Tüm bu çabaların sonucu (ve bu çaba OLDU), Okuyucuların Seçimi Ödülü'nü ilk kez kazandım. Pompalandım - sadece ödül yüzünden değil. Memnun oldum çünkü deneyimim işe yaramıştı ve başkaları için de işe yarayacağını biliyordum; senin için.
Okuyucuların Seçimi Ödülü'nden Öğrendiklerim
Şimdi, Okuyucuların Seçimi Ödülü'nün sonunda, iki ana çıkarım yaptım:
1. Atölye çalışması kritik öneme sahiptir
Mükemmel yazı bir boşlukta olmaz. Bu, yazımızı nasıl geliştirebileceğimize dair mükemmel geri bildirimler aldığımızda gerçekleşir.
Bu yarışmanın bir atölye çalışması öğesi sunması beni şaşırtıyor. Bu tek başına her parlak nikele değer.
Benim için bu süreç her şeyden çok öğrenmekle ilgiliydi - işte bu yüzden girdim. Pazarlama kısmını denemiş ve bundan bir şeyler öğrenmiş olabilirim, ancak yazma hakkında öğrenmenin gerçekleştiği yer atölye çalışmasıdır.

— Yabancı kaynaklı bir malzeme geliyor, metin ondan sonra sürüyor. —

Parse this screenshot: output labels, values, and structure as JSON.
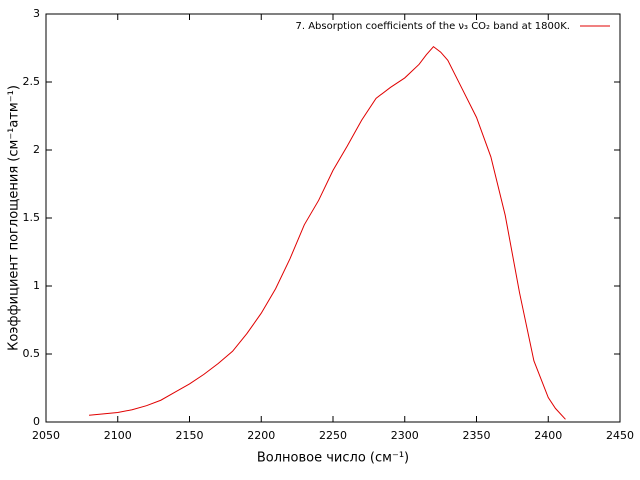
{
  "chart_data": {
    "type": "line",
    "x_label": "Волновое число (см⁻¹)",
    "y_label": "Коэффициент поглощения (см⁻¹атм⁻¹)",
    "x": [
      2080,
      2090,
      2100,
      2110,
      2120,
      2130,
      2140,
      2150,
      2160,
      2170,
      2180,
      2190,
      2200,
      2210,
      2220,
      2230,
      2240,
      2250,
      2260,
      2270,
      2280,
      2290,
      2300,
      2310,
      2315,
      2320,
      2325,
      2330,
      2340,
      2350,
      2360,
      2370,
      2380,
      2390,
      2400,
      2405,
      2412
    ],
    "series": [
      {
        "name": "7. Absorption coefficients of the ν₃ CO₂ band at 1800K.",
        "color": "#e00000",
        "values": [
          0.05,
          0.06,
          0.07,
          0.09,
          0.12,
          0.16,
          0.22,
          0.28,
          0.35,
          0.43,
          0.52,
          0.65,
          0.8,
          0.98,
          1.2,
          1.45,
          1.63,
          1.85,
          2.03,
          2.22,
          2.38,
          2.46,
          2.53,
          2.63,
          2.7,
          2.76,
          2.72,
          2.66,
          2.45,
          2.24,
          1.95,
          1.52,
          0.95,
          0.45,
          0.18,
          0.1,
          0.02
        ]
      }
    ],
    "xlim": [
      2050,
      2450
    ],
    "xticks": [
      2050,
      2100,
      2150,
      2200,
      2250,
      2300,
      2350,
      2400,
      2450
    ],
    "ylim": [
      0,
      3
    ],
    "yticks": [
      0,
      0.5,
      1,
      1.5,
      2,
      2.5,
      3
    ],
    "legend": "top-right",
    "grid": false
  }
}
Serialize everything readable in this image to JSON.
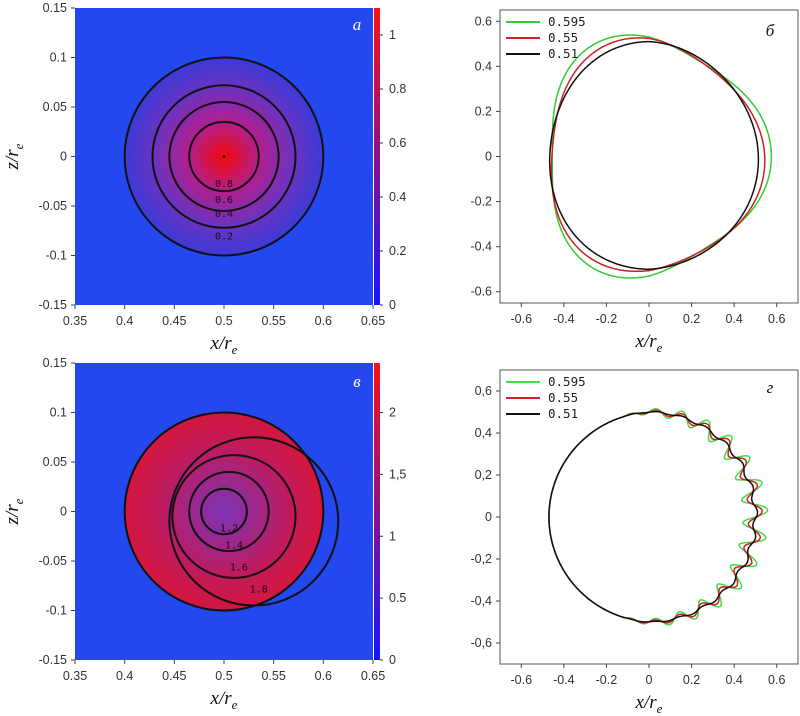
{
  "chart_data": [
    {
      "id": "a",
      "type": "heatmap",
      "panel_label": "а",
      "xlabel": "x/r",
      "ylabel": "z/r",
      "label_subscript": "e",
      "xlim": [
        0.35,
        0.65
      ],
      "ylim": [
        -0.15,
        0.15
      ],
      "x_ticks": [
        "0.35",
        "0.4",
        "0.45",
        "0.5",
        "0.55",
        "0.6",
        "0.65"
      ],
      "y_ticks": [
        "-0.15",
        "-0.1",
        "-0.05",
        "0",
        "0.05",
        "0.1",
        "0.15"
      ],
      "colorbar": {
        "min": 0,
        "max": 1.1,
        "ticks": [
          "0",
          "0.2",
          "0.4",
          "0.6",
          "0.8",
          "1"
        ]
      },
      "colors": {
        "background": "#2448f0",
        "low": "#3b3ad8",
        "high": "#f00a0a"
      },
      "disk": {
        "center": [
          0.5,
          0.0
        ],
        "radius": 0.1
      },
      "contours": [
        {
          "level": "0.8",
          "radius": 0.035
        },
        {
          "level": "0.6",
          "radius": 0.055
        },
        {
          "level": "0.4",
          "radius": 0.072
        },
        {
          "level": "0.2",
          "radius": 0.1
        }
      ]
    },
    {
      "id": "b",
      "type": "line",
      "panel_label": "б",
      "xlabel": "x/r",
      "ylabel": "",
      "label_subscript": "e",
      "xlim": [
        -0.7,
        0.7
      ],
      "ylim": [
        -0.65,
        0.65
      ],
      "x_ticks": [
        "-0.6",
        "-0.4",
        "-0.2",
        "0",
        "0.2",
        "0.4",
        "0.6"
      ],
      "y_ticks": [
        "-0.6",
        "-0.4",
        "-0.2",
        "0",
        "0.2",
        "0.4",
        "0.6"
      ],
      "series": [
        {
          "name": "0.595",
          "color": "#33cc33",
          "R0": 0.53,
          "A": 0.045,
          "k": 3,
          "phi": 0
        },
        {
          "name": "0.55",
          "color": "#cc2222",
          "R0": 0.515,
          "A": 0.03,
          "k": 3,
          "phi": 0.3
        },
        {
          "name": "0.51",
          "color": "#111111",
          "R0": 0.505,
          "A": 0.01,
          "k": 3,
          "phi": 0.5
        }
      ]
    },
    {
      "id": "c",
      "type": "heatmap",
      "panel_label": "в",
      "xlabel": "x/r",
      "ylabel": "z/r",
      "label_subscript": "e",
      "xlim": [
        0.35,
        0.65
      ],
      "ylim": [
        -0.15,
        0.15
      ],
      "x_ticks": [
        "0.35",
        "0.4",
        "0.45",
        "0.5",
        "0.55",
        "0.6",
        "0.65"
      ],
      "y_ticks": [
        "-0.15",
        "-0.1",
        "-0.05",
        "0",
        "0.05",
        "0.1",
        "0.15"
      ],
      "colorbar": {
        "min": 0,
        "max": 2.4,
        "ticks": [
          "0",
          "0.5",
          "1",
          "1,5",
          "2"
        ]
      },
      "colors": {
        "background": "#2448f0",
        "low": "#7a33b8",
        "high": "#ee1111"
      },
      "disk": {
        "center": [
          0.5,
          0.0
        ],
        "radius": 0.1
      },
      "contours": [
        {
          "level": "1.2",
          "center": [
            0.5,
            0.0
          ],
          "radius": 0.023
        },
        {
          "level": "1.4",
          "center": [
            0.505,
            0.0
          ],
          "radius": 0.04
        },
        {
          "level": "1.6",
          "center": [
            0.51,
            -0.005
          ],
          "radius": 0.062
        },
        {
          "level": "1.8",
          "center": [
            0.53,
            -0.01
          ],
          "radius": 0.085
        }
      ]
    },
    {
      "id": "d",
      "type": "line",
      "panel_label": "г",
      "xlabel": "x/r",
      "ylabel": "",
      "label_subscript": "e",
      "xlim": [
        -0.7,
        0.7
      ],
      "ylim": [
        -0.7,
        0.7
      ],
      "x_ticks": [
        "-0.6",
        "-0.4",
        "-0.2",
        "0",
        "0.2",
        "0.4",
        "0.6"
      ],
      "y_ticks": [
        "-0,6",
        "-0,4",
        "-0,2",
        "0",
        "0,2",
        "0,4",
        "0,6"
      ],
      "series": [
        {
          "name": "0.595",
          "color": "#44dd44",
          "R0": 0.5,
          "A": 0.045,
          "k": 26,
          "phi": 0
        },
        {
          "name": "0.55",
          "color": "#cc2222",
          "R0": 0.5,
          "A": 0.025,
          "k": 26,
          "phi": 0.2
        },
        {
          "name": "0.51",
          "color": "#111111",
          "R0": 0.5,
          "A": 0.008,
          "k": 26,
          "phi": 0.4
        }
      ]
    }
  ]
}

Bundan tam olarak yararlanmanızı şiddetle tavsiye ederim!
2. İnsanlar yardım etmeye düşündüğünüzden daha istekli
Çalıştaydan bahsetmişken, yazar arkadaşlarımın cömertliğine hayran kaldım. Kendilerinden çok şey verdiler - zamanlarını ve girdilerini - beni etkiledi. Ciddiyim. Bir insanın parçası olabileceği bir sürü bencil grup var ve ben bir sürü gördüm. Bu kesinlikle onlardan biri değildi.
Bahar 2018 yarışmasının yazarlarına - teşekkürler! Cidden sallıyorsun.
Birkaç özel Facebook grubunun bir üyesi olarak, oradaki arkadaşlarımın muazzam desteği beni de çok şaşırttı. Hatta diğerleri hikayemi gruba tanıtmaya başladılar! İnanılmazdı.
İnsanlara ulaştıkça, ilişkiler geliştirdikçe ve bu bağlantıları kurdukça, benim gibi keşfedeceğinizi düşünüyorum - insanlar yardım etmeye düşündüğünüzden daha istekli.
Yazınızı Pazarlamanın Sırrı
Biz yazarların hatırlaması gereken şey okuyuculardır. Yazmak işin sadece yarısıdır. Diğer yarısı ise zor kazanılan bu kelimeleri okuyucuların eline geçirmek.
İşte okuyucular hakkında bildiklerim: Harika yazınızı bilmiyorlar ya da onlara asla söylemezseniz neden okumaları gerektiğini bilmiyorlar. Beğen ya da beğenme, yazarlar olarak onlara anlatmak bizim işimiz.
Yayınlamak için Yaz'ı Keşfedin »
Bir kitabı pazarlamanın bu unsurlarından hangisi üzerinde en çok çalışmanız gerektiğini düşünüyorsunuz? Yorumlarda paylaşın!
UYGULAMA
Başkalarıyla işiniz hakkında konuşmak korkutucu. Ayrıca gerekli. (Sırf çekmeceye saklamak için bu kadar uğraşmadın, değil mi?) Başkalarına ulaşmak da pratik gerektirir. Bütün bunlar yapar!
Bugünkü ödeviniz cesaretle büyümek ve çalışmanızı sosyal medyada yaratıcı ve ilgi çekici bir şekilde paylaşma pratiği yapmak.
İlk olarak, gurur duyduğunuz, eserinizin yayınlanmış mükemmel bir parçasını seçin. (Belki yarışma girişiniz veya bir blog yazınız.)
Ardından, paylaşmaya hazırlamak için on beş dakikanızı ayırın:
1. Canva.com'da bu parça için kendi kapak resminizi oluşturun.
2. Ardından, imajınızla uyumlu, ilgi çekici bir sosyal medya gönderisi oluşturun.
3. Hedef kitlenizle paylaşın. Bunu yapabilirsin!
İşiniz bittiğinde, geri dönün ve yorumlarda bize nasıl gittiğini ve sizi neyin şaşırttığını anlatın. Ve yazar arkadaşlarınızın deneyimleri hakkında yorum yaptığınızdan ve onları da teşvik ettiğinizden emin olun!